Aaron Ciechanover
Update: 2005-06-02
Description
A physician by training, Dr. Aaron Ciechanover may once have dreamed of winning a Nobel Prize in Medicine, but he could scarcely have imagined his work would someday lead to a Nobel Prize in another discipline altogether. Yet, when the call from Stockholm came, it was to inform him that his work would be honored with the 2004 Nobel Prize in Chemistry. With research budgets a fraction of those found in larger countries, Dr. Ciechanover and his colleagues at Technion, the Israel Institute of Technology, had succeeded in answering a question that larger, more lavishly funded institutions had long neglected. The cells in our bodies contain as many as 100,000 different proteins, all continuously synthesizing and then breaking down again. Scientists in the world's leading research facilities have concentrated on the process by which proteins are synthesized in the cells, but the process of protein degradation was largely overlooked. In the early 1980s, Ciechanover and his associates uncovered the system that regulates the breakdown of proteins in the cells.
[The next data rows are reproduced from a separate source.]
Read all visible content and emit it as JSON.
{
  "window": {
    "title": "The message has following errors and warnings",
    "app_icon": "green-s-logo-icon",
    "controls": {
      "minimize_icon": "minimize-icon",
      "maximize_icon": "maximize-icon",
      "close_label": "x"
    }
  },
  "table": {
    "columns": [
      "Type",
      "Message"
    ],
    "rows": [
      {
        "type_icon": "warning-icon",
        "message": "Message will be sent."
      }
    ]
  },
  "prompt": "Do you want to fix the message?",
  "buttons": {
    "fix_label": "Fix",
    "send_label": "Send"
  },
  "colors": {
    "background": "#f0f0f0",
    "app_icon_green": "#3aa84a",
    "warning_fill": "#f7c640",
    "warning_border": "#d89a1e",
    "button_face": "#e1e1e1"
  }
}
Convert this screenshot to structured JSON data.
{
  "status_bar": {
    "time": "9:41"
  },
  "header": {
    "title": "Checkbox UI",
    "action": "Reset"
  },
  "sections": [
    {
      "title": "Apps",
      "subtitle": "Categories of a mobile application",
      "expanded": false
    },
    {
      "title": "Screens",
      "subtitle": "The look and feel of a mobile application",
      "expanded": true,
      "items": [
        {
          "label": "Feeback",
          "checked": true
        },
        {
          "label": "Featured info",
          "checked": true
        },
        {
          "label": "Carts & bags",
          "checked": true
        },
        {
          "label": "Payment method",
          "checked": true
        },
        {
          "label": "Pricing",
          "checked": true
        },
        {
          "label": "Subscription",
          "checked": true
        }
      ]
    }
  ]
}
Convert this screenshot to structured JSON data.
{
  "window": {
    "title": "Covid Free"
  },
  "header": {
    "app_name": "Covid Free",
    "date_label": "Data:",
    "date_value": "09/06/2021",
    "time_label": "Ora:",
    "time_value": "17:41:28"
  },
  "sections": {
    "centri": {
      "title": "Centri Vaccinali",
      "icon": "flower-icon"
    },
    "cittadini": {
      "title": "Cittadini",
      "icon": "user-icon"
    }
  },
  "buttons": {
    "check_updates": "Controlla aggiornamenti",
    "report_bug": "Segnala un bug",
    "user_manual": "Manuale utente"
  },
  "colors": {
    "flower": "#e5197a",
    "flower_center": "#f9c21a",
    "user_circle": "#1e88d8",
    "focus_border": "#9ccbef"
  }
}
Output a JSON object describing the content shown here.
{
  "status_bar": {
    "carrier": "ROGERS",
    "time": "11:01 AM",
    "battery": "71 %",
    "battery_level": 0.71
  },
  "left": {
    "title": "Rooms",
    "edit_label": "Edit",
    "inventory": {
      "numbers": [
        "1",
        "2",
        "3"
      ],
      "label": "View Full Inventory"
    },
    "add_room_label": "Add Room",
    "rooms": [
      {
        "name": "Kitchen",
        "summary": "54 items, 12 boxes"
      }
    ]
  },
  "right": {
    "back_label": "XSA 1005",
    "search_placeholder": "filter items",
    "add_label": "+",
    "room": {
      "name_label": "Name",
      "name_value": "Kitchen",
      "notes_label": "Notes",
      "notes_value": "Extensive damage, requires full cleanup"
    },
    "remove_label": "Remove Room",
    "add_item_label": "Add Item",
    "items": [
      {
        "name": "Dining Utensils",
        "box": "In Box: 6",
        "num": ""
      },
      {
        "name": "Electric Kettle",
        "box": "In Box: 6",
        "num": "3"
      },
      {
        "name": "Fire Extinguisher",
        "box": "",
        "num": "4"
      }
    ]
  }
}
Formerly mysterious biochemical processes can now be understood at the molecular level, knowledge that enhances our understanding of diseases such as cervical cancer and cystic fibrosis, and will enable the development of previously unimaginable medicines. Every year brings new discoveries derived from this fundamental breakthrough. Dr. Ciechanover discusses his groundbreaking research on the disintegration of proteins in this podcast, recorded at the Academy of Achievement's 2005 Summit in New York City.